If he is head swinging dick, threaten to report him to the bar. Or maybe do so. Pass out fliers. Visit his office and make a scene. I once walked into a big accountants office, into the boardroom where he was giving a proposal to a board, right past his secretary, and abused crap out of the guy. He turned white as a sheet and started drooling, and I kid you not.
You guys are amateurs. Ever so often I have gotten real pissed at someone and decided to get them fired. Each someone has gotten fired. But you gotta mean it. To fuck someone over takes time and effort. It takes a slow, steady burn. It takes creativeness and a mean streak.
Venting is one thing. I think Stuck s just venting.
But if he really wants to fuck the guy over, then fuck him over. There are many ways to get it done. Being really mad does not get it done, though. You gotta to be more dedicated than that.
If I ever need someone fucked over, I’m hiring Llpoh.
Stucky says: The day she says “Hey, I found a better Austrian.”, is the day I leave, without fanfare. So, “jealousy” is bullshit.
Whose the pacifist pussy now?
Even the most pacifist of pussies (me) will stare down an incursion on his woman.
Which reminds me of the time I went to see some financial guy. His secretary had a rack like Mt Rushmore, monumental. He had to shove the papers in my face to get me to unlock my lasers. All this time I have considered him an asshole but after reading your story I think that was his old lady.
Admin – I rarely go feral. But when I do, folks do not even know I am pissed off. You have to be calm to really fuck over someone.

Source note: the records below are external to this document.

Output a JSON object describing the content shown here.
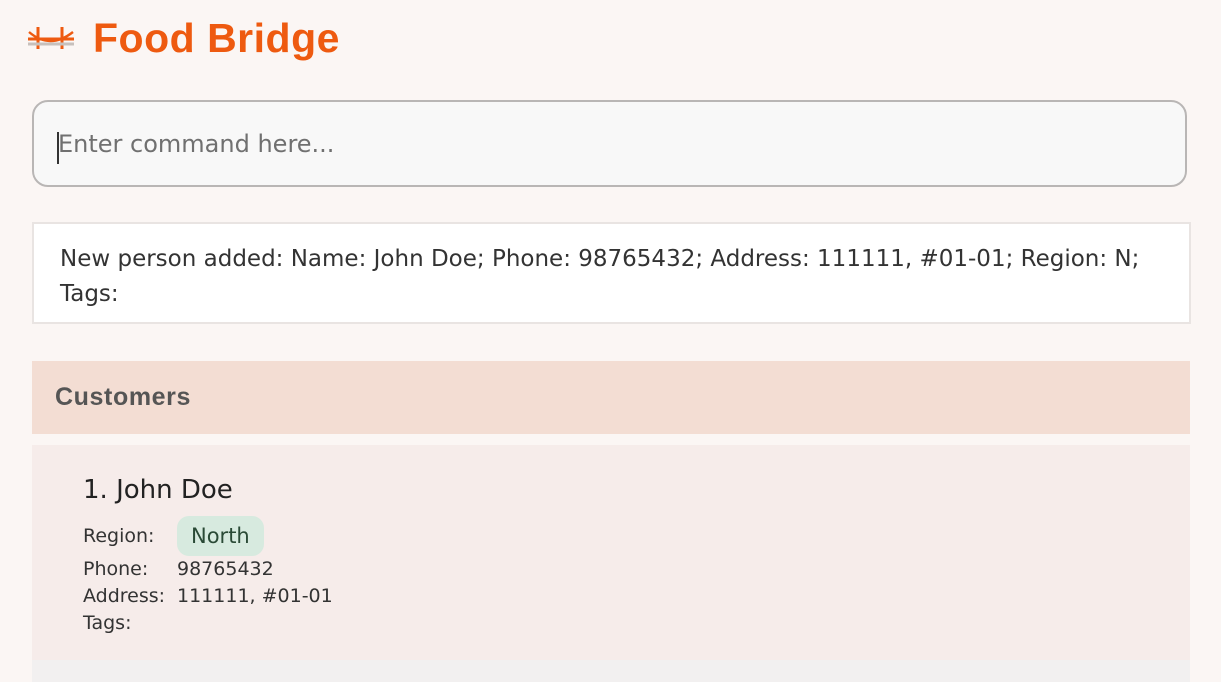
{
  "app": {
    "title": "Food Bridge",
    "logo_icon": "bridge-icon",
    "accent_color": "#ee5a10"
  },
  "command": {
    "placeholder": "Enter command here...",
    "value": ""
  },
  "result": {
    "message": "New person added: Name: John Doe; Phone: 98765432; Address: 111111, #01-01; Region: N; Tags:"
  },
  "customers": {
    "header": "Customers",
    "items": [
      {
        "index_name": "1. John Doe",
        "region_label": "Region:",
        "region_value": "North",
        "phone_label": "Phone:",
        "phone_value": "98765432",
        "address_label": "Address:",
        "address_value": "111111, #01-01",
        "tags_label": "Tags:"
      }
    ]
  }
}
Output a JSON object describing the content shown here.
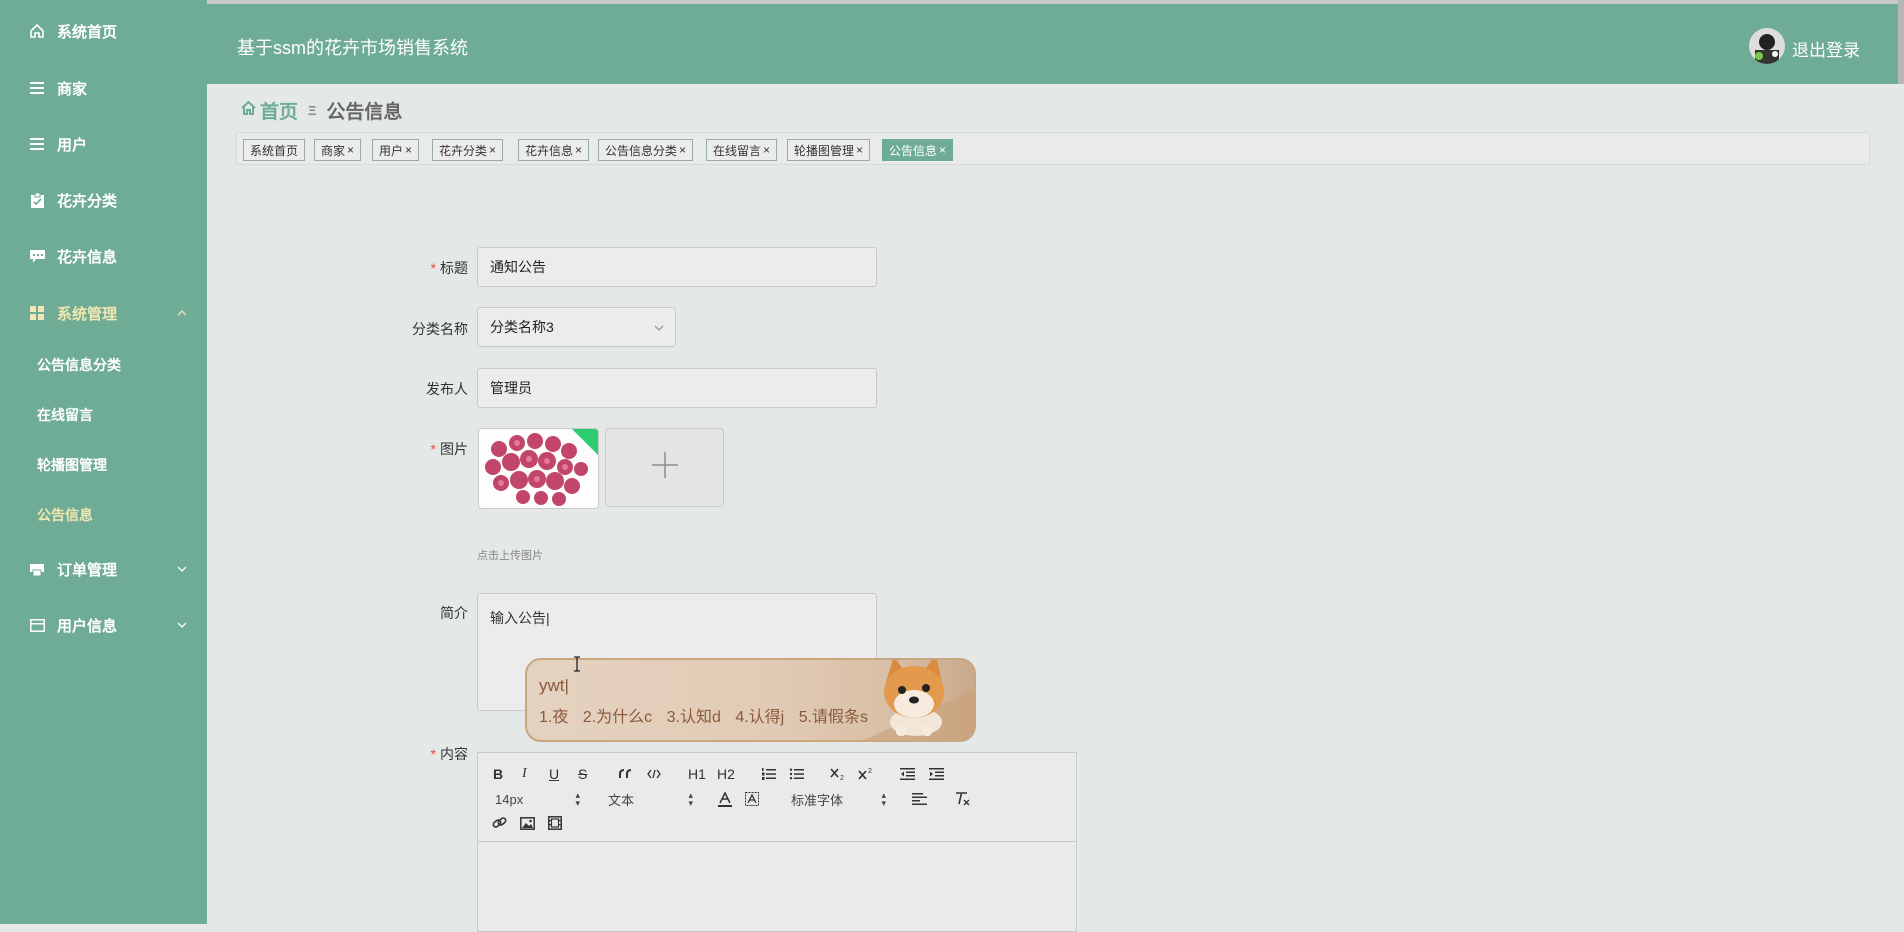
{
  "app": {
    "title": "基于ssm的花卉市场销售系统",
    "logout": "退出登录"
  },
  "colors": {
    "primary": "#6fac95",
    "active_menu": "#f1e7b3",
    "required": "#e74c3c"
  },
  "sidebar": {
    "items": [
      {
        "label": "系统首页",
        "icon": "home-icon"
      },
      {
        "label": "商家",
        "icon": "list-icon"
      },
      {
        "label": "用户",
        "icon": "list-icon"
      },
      {
        "label": "花卉分类",
        "icon": "clipboard-icon"
      },
      {
        "label": "花卉信息",
        "icon": "comment-icon"
      },
      {
        "label": "系统管理",
        "icon": "grid-icon"
      },
      {
        "label": "订单管理",
        "icon": "printer-icon"
      },
      {
        "label": "用户信息",
        "icon": "card-icon"
      }
    ],
    "submenu": [
      {
        "label": "公告信息分类"
      },
      {
        "label": "在线留言"
      },
      {
        "label": "轮播图管理"
      },
      {
        "label": "公告信息"
      }
    ]
  },
  "breadcrumb": {
    "home": "首页",
    "current": "公告信息"
  },
  "tags": [
    {
      "label": "系统首页"
    },
    {
      "label": "商家"
    },
    {
      "label": "用户"
    },
    {
      "label": "花卉分类"
    },
    {
      "label": "花卉信息"
    },
    {
      "label": "公告信息分类"
    },
    {
      "label": "在线留言"
    },
    {
      "label": "轮播图管理"
    },
    {
      "label": "公告信息"
    }
  ],
  "tag_close": "×",
  "form": {
    "title_label": "标题",
    "title_value": "通知公告",
    "category_label": "分类名称",
    "category_value": "分类名称3",
    "publisher_label": "发布人",
    "publisher_value": "管理员",
    "image_label": "图片",
    "upload_hint": "点击上传图片",
    "summary_label": "简介",
    "summary_value": "输入公告",
    "content_label": "内容"
  },
  "ime": {
    "input": "ywt",
    "candidates": [
      "1.夜",
      "2.为什么c",
      "3.认知d",
      "4.认得j",
      "5.请假条s"
    ]
  },
  "editor": {
    "font_size": "14px",
    "paragraph": "文本",
    "font_family": "标准字体",
    "buttons": {
      "bold": "B",
      "italic": "I",
      "underline": "U",
      "strike": "S",
      "h1": "H1",
      "h2": "H2"
    }
  }
}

A long time ago, I beat shit out of a guy for doing something similar to what Stuck describes above. I took a few licks in the process. An old friend of mine, veteran of Korea, asked why I had not just kicked him in the head if I was so pissed off. He was right – I was not that pissed off after all. I was just a little pissed off, and screwing around got me hurt a bit.
So now I walk away, almost always. But if I get really pissed I kick them in the head, or equivalent, by getting them fired, etc.
If you are serious, be real serious. If you are just kinda mad, but not so mad you would kick them in the head, get them fired, see them lose their house, etc., then walk away.
I do not think Stuck is real serious. If he is, he should leave the cops outta it. And he should definitely not touch the guy, given he has put it in writing.
Do a background check on the guy, (Llpoh could help I bet) if he is telling the truth send him flowers with a note to look elsewhere.
If he’s lying, I bet you won’t need any help in a proper course of action.
Stucky, to Mrs. Freud’s tormentor you can recite this wonderful verse penned by TS Eliot:
“The rats are underneath the piles. The Jew is underneath the lot.”
Since he is a romantic kind of guy, surely he likes poetry.
Note to self, don’t fuck with llpoh.
Normally I would say that if you don’t start any shit there won’t be any shit. But in this case it is pretty obvious from your description that his ultimate goal is to tap Mrs. Frued. He gave her his digits and wanted hers in return. Were these the actions of a desperate grieving man or the practiced calculated routine of a predator? Fuck him up. If he turns out to be a griever you can always say sorry. This guy sounds like a Bill Cosby type predator or the Bill Paxton character in ‘True Lies’.